Edward Hopper at the Thyssan gallery - Madrid

Edward Hopper

American, 1882 - 1967

Edward Hopper was one of the foremost American realists of the twentieth century. In etchings, watercolors, and oil paintings, he portrayed ordinary places--drugstores, apartment houses, and small towns. Both commonplace and mysterious, these haunting images led many to praise him as the most American of painters.
Hopper's career blossomed during the 1920s, when critics were calling for a distinctly American art. By the 1930s he was hailed as one of the great American Scene painters, along with Grant Wood and Thomas Hart Benton. Hopper insisted, however, that his work was primarily an expression of his personal feelings rather than an attempt to portray a national experience.

Hopper was born in Nyack, New York. As a child he enjoyed the solitary pleasures of reading and drawing. After high school, he studied illustration and then fine arts, attending the New York School of Art from 1903 to 1906. His teachers there were Kenneth Hayes Miller, William Merritt Chase, and Robert Henri, the latter a realist painter who urged students to depict all aspects of urban life. Early in his career, Hopper had to rely on the sale of his etchings and illustrations for income. But at age forty-two, he achieved success with an exhibition of watercolors portraying New England towns and was able to devote the rest of his career to painting.

Hopper established early the style and subject matter that brought him fame. He enjoyed exploring New England by car, and his paintings of motels, gas stations, and hotel lobbies evoked the moods and places of a tourist's experience. Frequently he painted people alone or isolated from one another in introspective scenes that seemed to find modern life bleak and lonely. Sunlight also fascinated Hopper, and he used it masterfully to set mood. An avid theatergoer, he often created a suspenseful silence in his paintings, as if the curtain had just risen on a drama.





Recently I went to a large exhibition of over forty works by Edward Hopper at the Thyssan gallery in Madrid. Although it was crowded when I went with a friend it was a fantastic show. Maybe there is a little of the celebrity buzz in all of us but I do believe that the great painters are famous for a good reason and Hopper is no exception.

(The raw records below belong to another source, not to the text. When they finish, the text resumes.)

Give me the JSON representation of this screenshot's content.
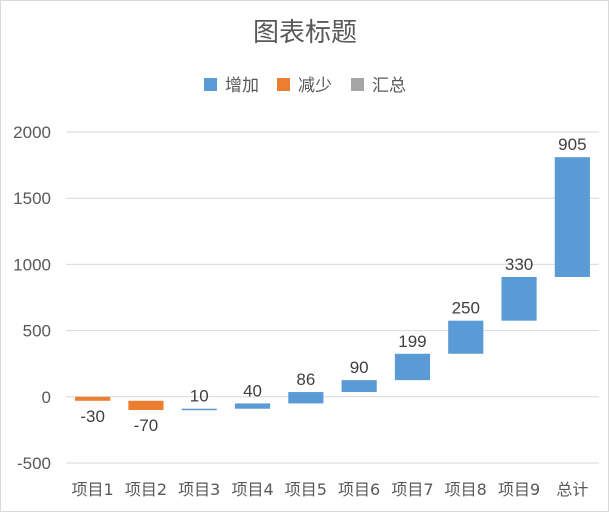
{
  "chart_data": {
    "type": "bar",
    "subtype": "waterfall",
    "title": "图表标题",
    "legend": {
      "position": "top",
      "items": [
        {
          "label": "增加",
          "color": "#5b9bd5"
        },
        {
          "label": "减少",
          "color": "#ed7d31"
        },
        {
          "label": "汇总",
          "color": "#a5a5a5"
        }
      ]
    },
    "categories": [
      "项目1",
      "项目2",
      "项目3",
      "项目4",
      "项目5",
      "项目6",
      "项目7",
      "项目8",
      "项目9",
      "总计"
    ],
    "bars": [
      {
        "category": "项目1",
        "label": "-30",
        "base": 0,
        "top": -30,
        "kind": "decrease"
      },
      {
        "category": "项目2",
        "label": "-70",
        "base": -30,
        "top": -100,
        "kind": "decrease"
      },
      {
        "category": "项目3",
        "label": "10",
        "base": -100,
        "top": -90,
        "kind": "increase"
      },
      {
        "category": "项目4",
        "label": "40",
        "base": -90,
        "top": -50,
        "kind": "increase"
      },
      {
        "category": "项目5",
        "label": "86",
        "base": -50,
        "top": 36,
        "kind": "increase"
      },
      {
        "category": "项目6",
        "label": "90",
        "base": 36,
        "top": 126,
        "kind": "increase"
      },
      {
        "category": "项目7",
        "label": "199",
        "base": 126,
        "top": 325,
        "kind": "increase"
      },
      {
        "category": "项目8",
        "label": "250",
        "base": 325,
        "top": 575,
        "kind": "increase"
      },
      {
        "category": "项目9",
        "label": "330",
        "base": 575,
        "top": 905,
        "kind": "increase"
      },
      {
        "category": "总计",
        "label": "905",
        "base": 905,
        "top": 1810,
        "kind": "increase"
      }
    ],
    "y_ticks": [
      -500,
      0,
      500,
      1000,
      1500,
      2000
    ],
    "ylim": [
      -500,
      2000
    ],
    "grid": true,
    "xlabel": "",
    "ylabel": ""
  }
}
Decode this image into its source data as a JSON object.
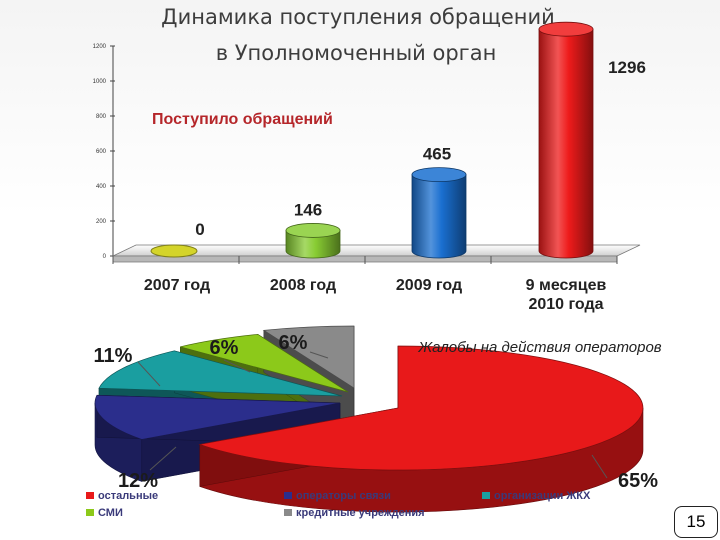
{
  "slide": {
    "title_line1": "Динамика поступления обращений",
    "title_line2": "в Уполномоченный орган",
    "page_number": "15"
  },
  "chart_data": [
    {
      "type": "bar",
      "title": "Поступило обращений",
      "categories": [
        "2007 год",
        "2008 год",
        "2009 год",
        "9 месяцев 2010 года"
      ],
      "values": [
        0,
        146,
        465,
        1296
      ],
      "value_labels": [
        "0",
        "146",
        "465",
        "1296"
      ],
      "colors": [
        "#d4d42a",
        "#88cc33",
        "#1a6fd0",
        "#ee1b1b"
      ],
      "ylim": [
        0,
        1200
      ],
      "yticks": [
        "0",
        "200",
        "400",
        "600",
        "800",
        "1000",
        "1200"
      ],
      "xlabel": "",
      "ylabel": ""
    },
    {
      "type": "pie",
      "title": "Жалобы на действия операторов",
      "slices": [
        {
          "name": "остальные",
          "value": 65,
          "label": "65%",
          "color": "#e8191a"
        },
        {
          "name": "операторы связи",
          "value": 12,
          "label": "12%",
          "color": "#2b2e8c"
        },
        {
          "name": "организации ЖКХ",
          "value": 11,
          "label": "11%",
          "color": "#1a9ea0"
        },
        {
          "name": "СМИ",
          "value": 6,
          "label": "6%",
          "color": "#8cc91a"
        },
        {
          "name": "кредитные учреждения",
          "value": 6,
          "label": "6%",
          "color": "#8a8a8a"
        }
      ],
      "legend_order": [
        "остальные",
        "операторы связи",
        "организации ЖКХ",
        "СМИ",
        "кредитные учреждения"
      ]
    }
  ]
}
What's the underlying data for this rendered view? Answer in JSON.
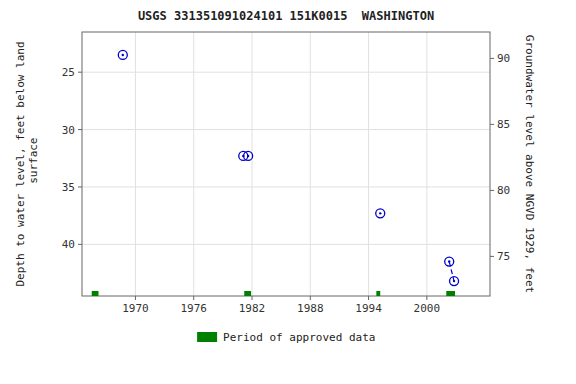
{
  "chart_data": {
    "type": "scatter",
    "title": "USGS 331351091024101 151K0015  WASHINGTON",
    "ylabel": "Depth to water level, feet below land\n surface",
    "y2label": "Groundwater level above NGVD 1929, feet",
    "xlim": [
      1964.5,
      2006.5
    ],
    "ylim": [
      44.5,
      21.5
    ],
    "y2lim": [
      72.0,
      92.0
    ],
    "xticks": [
      1970,
      1976,
      1982,
      1988,
      1994,
      2000
    ],
    "yticks": [
      25,
      30,
      35,
      40
    ],
    "y2ticks": [
      75,
      80,
      85,
      90
    ],
    "grid": true,
    "legend": "bottom",
    "series": [
      {
        "type": "scatter",
        "marker": "circle",
        "color": "#0000cc",
        "x": [
          1968.7,
          1981.1,
          1981.6,
          1995.2,
          2002.3,
          2002.8
        ],
        "values": [
          23.5,
          32.3,
          32.3,
          37.3,
          41.5,
          43.2
        ]
      },
      {
        "type": "line",
        "line_style": "dashed",
        "color": "#0000cc",
        "x": [
          2002.3,
          2002.8
        ],
        "values": [
          41.5,
          43.2
        ]
      },
      {
        "type": "bar",
        "name": "Period of approved data",
        "color": "#008000",
        "x": [
          1965.5,
          1981.2,
          1994.8,
          2002.0
        ],
        "widths": [
          0.7,
          0.7,
          0.4,
          0.9
        ]
      }
    ]
  }
}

Hopper worked as a illustrator until he was finally able to commit himself fully to his painting in his forties and I think it shows in his masterful use of form and composition.I never realised before that he had drawn so many etchings and they reminded me of a show I had seen of Degas the French impressionist. What struck me also about this show was how cinematic it seemed, the large forms dominating a sparse and dimunitive landscape like 'house by the Railroad' reminiscant of the 1956 film 'Giant' directed by George Stevens.

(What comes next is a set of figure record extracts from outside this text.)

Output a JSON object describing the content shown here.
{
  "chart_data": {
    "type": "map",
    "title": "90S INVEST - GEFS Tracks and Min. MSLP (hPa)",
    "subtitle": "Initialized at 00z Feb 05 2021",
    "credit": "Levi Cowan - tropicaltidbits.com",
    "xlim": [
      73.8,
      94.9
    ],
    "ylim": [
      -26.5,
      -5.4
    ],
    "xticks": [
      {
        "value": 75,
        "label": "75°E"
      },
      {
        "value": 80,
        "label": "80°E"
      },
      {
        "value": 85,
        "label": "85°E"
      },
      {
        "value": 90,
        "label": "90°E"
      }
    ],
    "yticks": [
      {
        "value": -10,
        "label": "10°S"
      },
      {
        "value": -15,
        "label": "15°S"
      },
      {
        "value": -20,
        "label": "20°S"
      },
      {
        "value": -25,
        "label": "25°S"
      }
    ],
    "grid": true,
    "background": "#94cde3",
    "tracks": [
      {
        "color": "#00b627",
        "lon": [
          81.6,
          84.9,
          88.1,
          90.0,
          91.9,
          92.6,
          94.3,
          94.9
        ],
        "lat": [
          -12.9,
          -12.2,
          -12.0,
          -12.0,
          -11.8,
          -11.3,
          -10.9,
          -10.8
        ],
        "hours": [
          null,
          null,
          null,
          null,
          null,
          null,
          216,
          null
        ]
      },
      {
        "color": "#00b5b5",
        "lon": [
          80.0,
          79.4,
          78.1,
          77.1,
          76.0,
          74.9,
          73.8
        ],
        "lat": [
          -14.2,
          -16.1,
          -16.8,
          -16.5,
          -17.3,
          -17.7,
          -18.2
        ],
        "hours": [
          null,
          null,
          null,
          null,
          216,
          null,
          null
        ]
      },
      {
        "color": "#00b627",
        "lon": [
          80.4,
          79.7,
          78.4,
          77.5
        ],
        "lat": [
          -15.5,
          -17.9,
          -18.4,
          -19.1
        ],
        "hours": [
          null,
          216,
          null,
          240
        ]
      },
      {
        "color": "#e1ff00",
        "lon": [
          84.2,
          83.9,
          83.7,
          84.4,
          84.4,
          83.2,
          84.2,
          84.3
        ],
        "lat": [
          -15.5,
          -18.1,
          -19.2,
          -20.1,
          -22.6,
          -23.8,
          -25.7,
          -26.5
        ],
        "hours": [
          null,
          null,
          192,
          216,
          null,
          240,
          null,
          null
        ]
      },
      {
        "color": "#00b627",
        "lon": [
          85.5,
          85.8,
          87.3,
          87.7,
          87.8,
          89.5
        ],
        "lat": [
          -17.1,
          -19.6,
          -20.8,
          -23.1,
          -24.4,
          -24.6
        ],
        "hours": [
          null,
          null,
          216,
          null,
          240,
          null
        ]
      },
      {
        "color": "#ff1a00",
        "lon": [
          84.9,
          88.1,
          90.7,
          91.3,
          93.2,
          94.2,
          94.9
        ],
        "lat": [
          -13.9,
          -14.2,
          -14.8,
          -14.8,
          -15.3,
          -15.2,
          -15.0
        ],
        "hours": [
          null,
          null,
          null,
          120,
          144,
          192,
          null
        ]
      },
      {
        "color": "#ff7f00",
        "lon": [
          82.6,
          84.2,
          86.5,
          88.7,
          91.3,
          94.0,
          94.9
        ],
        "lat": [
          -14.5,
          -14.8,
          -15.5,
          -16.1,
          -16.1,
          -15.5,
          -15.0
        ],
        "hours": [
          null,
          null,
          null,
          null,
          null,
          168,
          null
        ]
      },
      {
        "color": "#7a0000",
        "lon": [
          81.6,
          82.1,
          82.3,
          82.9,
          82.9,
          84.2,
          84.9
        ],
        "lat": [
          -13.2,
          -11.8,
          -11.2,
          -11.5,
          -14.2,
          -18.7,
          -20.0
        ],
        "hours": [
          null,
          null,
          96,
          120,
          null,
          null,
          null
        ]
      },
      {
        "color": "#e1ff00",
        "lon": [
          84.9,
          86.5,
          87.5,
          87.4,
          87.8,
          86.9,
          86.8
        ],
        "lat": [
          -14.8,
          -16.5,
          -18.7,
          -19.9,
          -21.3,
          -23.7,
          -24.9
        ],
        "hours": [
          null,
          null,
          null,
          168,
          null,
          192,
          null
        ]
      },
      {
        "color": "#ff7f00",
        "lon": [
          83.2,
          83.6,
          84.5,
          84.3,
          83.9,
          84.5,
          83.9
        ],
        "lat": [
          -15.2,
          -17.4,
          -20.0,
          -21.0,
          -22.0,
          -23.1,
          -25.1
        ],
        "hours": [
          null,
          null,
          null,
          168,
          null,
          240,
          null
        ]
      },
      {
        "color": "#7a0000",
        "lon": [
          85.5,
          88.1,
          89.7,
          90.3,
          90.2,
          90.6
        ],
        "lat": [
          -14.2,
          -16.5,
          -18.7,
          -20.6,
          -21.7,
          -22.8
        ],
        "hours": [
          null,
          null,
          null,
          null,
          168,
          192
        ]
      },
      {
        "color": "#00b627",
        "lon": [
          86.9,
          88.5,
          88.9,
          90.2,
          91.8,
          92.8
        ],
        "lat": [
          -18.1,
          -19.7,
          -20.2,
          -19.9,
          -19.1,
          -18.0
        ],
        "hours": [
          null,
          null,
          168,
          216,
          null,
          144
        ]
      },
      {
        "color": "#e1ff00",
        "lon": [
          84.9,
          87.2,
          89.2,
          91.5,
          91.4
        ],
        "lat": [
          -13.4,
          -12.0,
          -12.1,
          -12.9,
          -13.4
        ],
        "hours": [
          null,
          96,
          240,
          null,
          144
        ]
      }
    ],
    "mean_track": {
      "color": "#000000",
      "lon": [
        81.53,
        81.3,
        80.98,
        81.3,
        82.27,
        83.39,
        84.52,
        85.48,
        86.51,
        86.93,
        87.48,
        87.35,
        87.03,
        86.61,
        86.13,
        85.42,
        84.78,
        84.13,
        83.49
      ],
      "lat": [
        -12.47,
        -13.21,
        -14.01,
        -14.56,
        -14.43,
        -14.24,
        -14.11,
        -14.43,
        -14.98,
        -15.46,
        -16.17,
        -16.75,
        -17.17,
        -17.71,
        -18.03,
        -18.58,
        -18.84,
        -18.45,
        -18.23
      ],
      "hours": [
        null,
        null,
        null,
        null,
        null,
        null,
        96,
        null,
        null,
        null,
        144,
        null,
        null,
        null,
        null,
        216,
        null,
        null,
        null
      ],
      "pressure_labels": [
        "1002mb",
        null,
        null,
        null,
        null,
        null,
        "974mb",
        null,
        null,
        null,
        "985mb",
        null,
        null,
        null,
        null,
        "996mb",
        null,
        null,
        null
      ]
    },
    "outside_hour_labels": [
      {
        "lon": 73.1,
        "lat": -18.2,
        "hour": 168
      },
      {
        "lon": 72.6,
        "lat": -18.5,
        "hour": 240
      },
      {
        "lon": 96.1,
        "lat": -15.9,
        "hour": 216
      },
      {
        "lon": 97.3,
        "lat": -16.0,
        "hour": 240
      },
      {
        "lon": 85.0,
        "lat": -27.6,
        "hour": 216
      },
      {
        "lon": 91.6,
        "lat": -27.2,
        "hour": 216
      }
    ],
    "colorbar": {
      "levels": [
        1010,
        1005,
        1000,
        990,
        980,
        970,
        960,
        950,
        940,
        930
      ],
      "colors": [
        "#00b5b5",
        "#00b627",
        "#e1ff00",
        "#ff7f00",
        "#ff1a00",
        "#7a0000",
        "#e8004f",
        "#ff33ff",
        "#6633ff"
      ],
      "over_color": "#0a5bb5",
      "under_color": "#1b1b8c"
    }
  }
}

The influneces of Hopper on the compositional work of Alfred Hitchcock was what struck me most of all and in particular if you ever watch 'Strangers on a train' there is a particular scene where the killer ( Rob Walker) stands below a street lamp and it is 'steet scene' by Hopper. I am not sure if he does anything other than stand below the street lamp in the movie but it is a great movie scene. I saw it years ago and I found it so captivating that I got my camera and photographed it from the television.

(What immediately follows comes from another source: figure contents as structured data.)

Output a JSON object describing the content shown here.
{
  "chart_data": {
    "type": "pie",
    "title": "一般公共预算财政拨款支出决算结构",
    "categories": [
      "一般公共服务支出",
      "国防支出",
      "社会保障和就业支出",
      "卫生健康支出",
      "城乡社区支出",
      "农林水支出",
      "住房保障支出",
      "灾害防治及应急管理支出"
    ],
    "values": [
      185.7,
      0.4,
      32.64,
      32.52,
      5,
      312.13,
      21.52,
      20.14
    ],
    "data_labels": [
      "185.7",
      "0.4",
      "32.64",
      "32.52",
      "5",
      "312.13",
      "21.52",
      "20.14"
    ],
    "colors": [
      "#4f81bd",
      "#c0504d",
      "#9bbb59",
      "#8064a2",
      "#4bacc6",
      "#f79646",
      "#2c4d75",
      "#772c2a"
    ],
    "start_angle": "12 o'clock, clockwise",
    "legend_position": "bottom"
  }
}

The excistential shoots out at you from Hoppers paintings with his De Chirico sense of uncomfortable forms and space and the figures , even if there are a few they seem to capture life and a moment of 'being' alone. There are stories in all his paintings and etchings which again probably relates to his career as an illustrator to a degree but I think maybe it was also a great deal of himself the hermetic painter trying to reason his own sense of self.